SUNRISE is a European robotics project involving the research and development of acoustic based networks to support sub-surface communications. Their aim is to eventually develop teams of mobile, autonomous aquatic robots that can interact and cooperate during assignments using SWARM Technology. The project is coordinated by Prof. Chiara Petrioli of the University of Rome “La Sapienza”, Italy.
The most difficult challenge in perfecting the SUNRISE project is establishing an effective way of communicating underwater. Radio waves work well above the surface, but not below, because the salty seawater absorbs and diffuses radio waves. Instead, the researchers behind SUNRISE took inspiration from whales and dolphins and have turned to sounds frequencies for their communication needs.

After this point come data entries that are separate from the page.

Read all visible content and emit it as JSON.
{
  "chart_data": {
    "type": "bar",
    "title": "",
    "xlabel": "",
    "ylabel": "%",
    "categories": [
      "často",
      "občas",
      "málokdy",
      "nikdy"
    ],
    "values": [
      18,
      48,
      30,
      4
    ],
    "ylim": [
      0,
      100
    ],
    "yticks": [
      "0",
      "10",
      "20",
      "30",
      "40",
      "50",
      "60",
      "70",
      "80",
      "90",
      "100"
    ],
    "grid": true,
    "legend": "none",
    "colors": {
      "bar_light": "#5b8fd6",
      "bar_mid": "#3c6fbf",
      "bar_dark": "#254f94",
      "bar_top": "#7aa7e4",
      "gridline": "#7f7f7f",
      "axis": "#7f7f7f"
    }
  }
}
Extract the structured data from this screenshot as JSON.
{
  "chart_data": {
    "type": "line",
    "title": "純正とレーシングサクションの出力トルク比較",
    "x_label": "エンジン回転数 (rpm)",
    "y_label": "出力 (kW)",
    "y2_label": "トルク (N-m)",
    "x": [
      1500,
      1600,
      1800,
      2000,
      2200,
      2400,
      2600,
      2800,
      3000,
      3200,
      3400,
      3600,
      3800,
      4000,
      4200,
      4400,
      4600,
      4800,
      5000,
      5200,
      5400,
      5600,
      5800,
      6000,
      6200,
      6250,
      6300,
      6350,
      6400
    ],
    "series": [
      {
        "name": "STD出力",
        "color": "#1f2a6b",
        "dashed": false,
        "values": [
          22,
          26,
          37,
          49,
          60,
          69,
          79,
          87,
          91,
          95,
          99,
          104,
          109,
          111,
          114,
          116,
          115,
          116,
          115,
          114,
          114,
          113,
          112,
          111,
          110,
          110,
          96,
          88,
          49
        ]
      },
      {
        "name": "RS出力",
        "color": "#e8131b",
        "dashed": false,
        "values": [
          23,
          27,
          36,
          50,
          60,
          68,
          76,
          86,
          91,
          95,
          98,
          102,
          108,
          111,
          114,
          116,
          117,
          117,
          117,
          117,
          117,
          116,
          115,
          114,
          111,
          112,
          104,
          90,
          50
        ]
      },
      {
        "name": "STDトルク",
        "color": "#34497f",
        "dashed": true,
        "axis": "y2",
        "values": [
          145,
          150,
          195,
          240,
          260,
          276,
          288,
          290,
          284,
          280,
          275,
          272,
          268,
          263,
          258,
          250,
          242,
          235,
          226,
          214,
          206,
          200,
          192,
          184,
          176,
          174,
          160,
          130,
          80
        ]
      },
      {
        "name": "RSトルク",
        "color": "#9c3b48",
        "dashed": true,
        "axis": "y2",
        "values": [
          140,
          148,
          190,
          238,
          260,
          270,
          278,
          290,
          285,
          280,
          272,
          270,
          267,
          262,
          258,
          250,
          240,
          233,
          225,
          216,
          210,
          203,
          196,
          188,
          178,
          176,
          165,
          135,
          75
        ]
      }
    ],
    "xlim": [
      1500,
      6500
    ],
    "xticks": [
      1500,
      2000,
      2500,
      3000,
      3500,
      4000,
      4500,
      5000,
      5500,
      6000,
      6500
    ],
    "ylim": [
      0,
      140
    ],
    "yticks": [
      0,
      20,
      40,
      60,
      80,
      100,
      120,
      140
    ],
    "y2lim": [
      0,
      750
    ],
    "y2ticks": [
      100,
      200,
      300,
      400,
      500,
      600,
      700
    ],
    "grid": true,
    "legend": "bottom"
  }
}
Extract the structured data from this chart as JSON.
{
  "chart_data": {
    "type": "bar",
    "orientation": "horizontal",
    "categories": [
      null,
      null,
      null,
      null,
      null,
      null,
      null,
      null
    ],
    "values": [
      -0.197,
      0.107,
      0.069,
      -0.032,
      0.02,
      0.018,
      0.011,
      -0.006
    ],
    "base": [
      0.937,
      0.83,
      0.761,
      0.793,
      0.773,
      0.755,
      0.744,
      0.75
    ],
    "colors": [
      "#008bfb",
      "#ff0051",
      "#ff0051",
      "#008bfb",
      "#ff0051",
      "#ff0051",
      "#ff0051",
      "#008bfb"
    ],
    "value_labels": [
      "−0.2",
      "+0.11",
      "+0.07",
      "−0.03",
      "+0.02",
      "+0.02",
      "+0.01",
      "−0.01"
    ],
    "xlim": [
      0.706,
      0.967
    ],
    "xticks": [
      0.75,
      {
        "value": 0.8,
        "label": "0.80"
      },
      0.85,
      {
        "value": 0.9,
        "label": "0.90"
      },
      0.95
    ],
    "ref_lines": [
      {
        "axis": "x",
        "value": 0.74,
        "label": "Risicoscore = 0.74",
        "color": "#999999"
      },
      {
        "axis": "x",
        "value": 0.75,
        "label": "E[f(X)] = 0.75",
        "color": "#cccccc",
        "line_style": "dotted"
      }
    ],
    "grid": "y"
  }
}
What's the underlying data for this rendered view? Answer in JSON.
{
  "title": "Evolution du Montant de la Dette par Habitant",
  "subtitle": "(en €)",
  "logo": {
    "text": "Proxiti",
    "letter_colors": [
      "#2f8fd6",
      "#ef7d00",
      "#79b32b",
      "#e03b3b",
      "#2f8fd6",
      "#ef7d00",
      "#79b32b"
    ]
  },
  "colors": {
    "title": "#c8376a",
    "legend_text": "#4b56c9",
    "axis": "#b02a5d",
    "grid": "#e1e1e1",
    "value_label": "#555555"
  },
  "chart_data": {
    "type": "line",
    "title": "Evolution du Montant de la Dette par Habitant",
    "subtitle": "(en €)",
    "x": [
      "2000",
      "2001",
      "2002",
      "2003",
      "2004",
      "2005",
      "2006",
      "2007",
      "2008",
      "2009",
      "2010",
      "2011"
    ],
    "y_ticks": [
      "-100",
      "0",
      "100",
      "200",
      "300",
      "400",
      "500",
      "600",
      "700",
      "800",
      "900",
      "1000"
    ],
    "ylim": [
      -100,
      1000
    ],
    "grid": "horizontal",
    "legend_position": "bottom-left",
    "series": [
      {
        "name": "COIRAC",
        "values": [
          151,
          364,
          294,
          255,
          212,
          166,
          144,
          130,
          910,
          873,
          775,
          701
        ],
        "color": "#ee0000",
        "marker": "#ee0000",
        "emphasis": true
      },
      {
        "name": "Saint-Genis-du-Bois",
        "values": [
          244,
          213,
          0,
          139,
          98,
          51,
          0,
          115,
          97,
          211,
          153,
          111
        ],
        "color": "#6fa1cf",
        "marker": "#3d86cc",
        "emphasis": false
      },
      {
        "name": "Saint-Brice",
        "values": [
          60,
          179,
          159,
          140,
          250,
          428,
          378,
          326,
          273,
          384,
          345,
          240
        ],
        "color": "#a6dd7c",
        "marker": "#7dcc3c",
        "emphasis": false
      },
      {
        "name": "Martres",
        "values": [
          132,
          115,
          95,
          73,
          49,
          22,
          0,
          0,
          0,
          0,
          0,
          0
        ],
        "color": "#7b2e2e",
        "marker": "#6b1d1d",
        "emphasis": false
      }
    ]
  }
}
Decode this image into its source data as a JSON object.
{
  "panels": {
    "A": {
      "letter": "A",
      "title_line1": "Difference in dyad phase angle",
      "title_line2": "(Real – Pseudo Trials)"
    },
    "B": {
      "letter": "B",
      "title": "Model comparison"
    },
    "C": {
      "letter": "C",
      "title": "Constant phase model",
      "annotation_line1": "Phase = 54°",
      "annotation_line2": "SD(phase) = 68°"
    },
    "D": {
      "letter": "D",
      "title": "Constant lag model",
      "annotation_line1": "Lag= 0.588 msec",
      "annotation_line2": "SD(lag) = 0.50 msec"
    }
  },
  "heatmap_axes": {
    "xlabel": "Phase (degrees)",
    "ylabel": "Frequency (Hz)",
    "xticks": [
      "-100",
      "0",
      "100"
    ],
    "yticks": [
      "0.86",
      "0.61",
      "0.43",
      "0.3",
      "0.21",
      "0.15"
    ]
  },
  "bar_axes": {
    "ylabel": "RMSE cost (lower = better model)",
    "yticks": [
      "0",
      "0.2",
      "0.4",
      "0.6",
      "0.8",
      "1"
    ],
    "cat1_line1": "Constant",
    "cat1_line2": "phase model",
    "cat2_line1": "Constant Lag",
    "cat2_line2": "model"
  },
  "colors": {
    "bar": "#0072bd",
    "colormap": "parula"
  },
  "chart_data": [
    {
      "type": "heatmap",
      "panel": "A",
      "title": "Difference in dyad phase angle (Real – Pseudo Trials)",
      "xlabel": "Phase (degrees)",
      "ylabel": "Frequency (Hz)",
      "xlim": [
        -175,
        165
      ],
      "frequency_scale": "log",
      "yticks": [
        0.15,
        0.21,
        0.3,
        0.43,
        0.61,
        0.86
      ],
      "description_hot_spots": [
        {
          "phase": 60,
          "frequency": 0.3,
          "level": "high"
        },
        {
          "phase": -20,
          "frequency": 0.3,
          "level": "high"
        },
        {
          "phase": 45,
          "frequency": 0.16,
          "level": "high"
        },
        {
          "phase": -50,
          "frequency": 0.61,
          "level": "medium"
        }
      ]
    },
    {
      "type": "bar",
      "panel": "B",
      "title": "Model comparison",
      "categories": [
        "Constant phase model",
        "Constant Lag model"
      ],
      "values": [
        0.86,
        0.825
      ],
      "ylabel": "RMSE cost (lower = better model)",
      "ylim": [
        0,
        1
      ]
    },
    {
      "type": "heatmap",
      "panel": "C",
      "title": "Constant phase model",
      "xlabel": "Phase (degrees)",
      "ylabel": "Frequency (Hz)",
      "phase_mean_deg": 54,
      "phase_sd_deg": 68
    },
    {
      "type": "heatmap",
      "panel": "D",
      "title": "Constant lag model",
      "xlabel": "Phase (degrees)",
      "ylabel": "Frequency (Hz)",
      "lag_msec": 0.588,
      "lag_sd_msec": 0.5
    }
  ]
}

Eventhough underwater communication with low bandwith is still a problem, and under particular oceanographic conditions even impossible, the team of SUNRISE is positive.
On this issue, Prof. Chiara Petrioli said the following: "Low bandwidth is indeed an issue. We are designing approaches which can exploit at best different communication technologies when available, as this can increase data rates.
As for unreliability: that is true when considering a single link. However the challenge is to design a system which is reliable as a whole even if single elements or single links are not. This is one of the challenges addressed within the project, with first significant successes."
The communication system, named the “Internet of Underwater Things”, is the first of its kind. Already SUNRISE robots were able to successfully communicate and work together to find a lost cargo container in Porto, Portugal. This technology is groundbreaking and could open the door for all kinds of innovation.
During their missions, the location of each robot, as well as the temperature and chemical composition of the water and any other data it is collecting, is sent in real-time to a command center. This command center is then able to give feedback and directions.
The robots are not remotely controlled but work mostly autonomously using Swarm technology and respond to simple directions such as “Move from Point A to Point B”. If the robots are on the surface they receive their instructions via conventional radio signals, when submerged via sound waves.
Project SUNRISE - Video: Euronews
SUNRISE has set up a series of testbeds around the world to record the acoustic activity in different underwater environments. This will help them perfect SUNRISE’s communication system. These testbeds are located in the Atlantic Ocean, the Mediterranean, the Black Sea, and many lakes and canals across 6 different countries: the Netherlands, Portugal, Italy, Germany, Turkey, and the United States.
SUNRISE is funded by the European Commission under the 7th Framework Programme.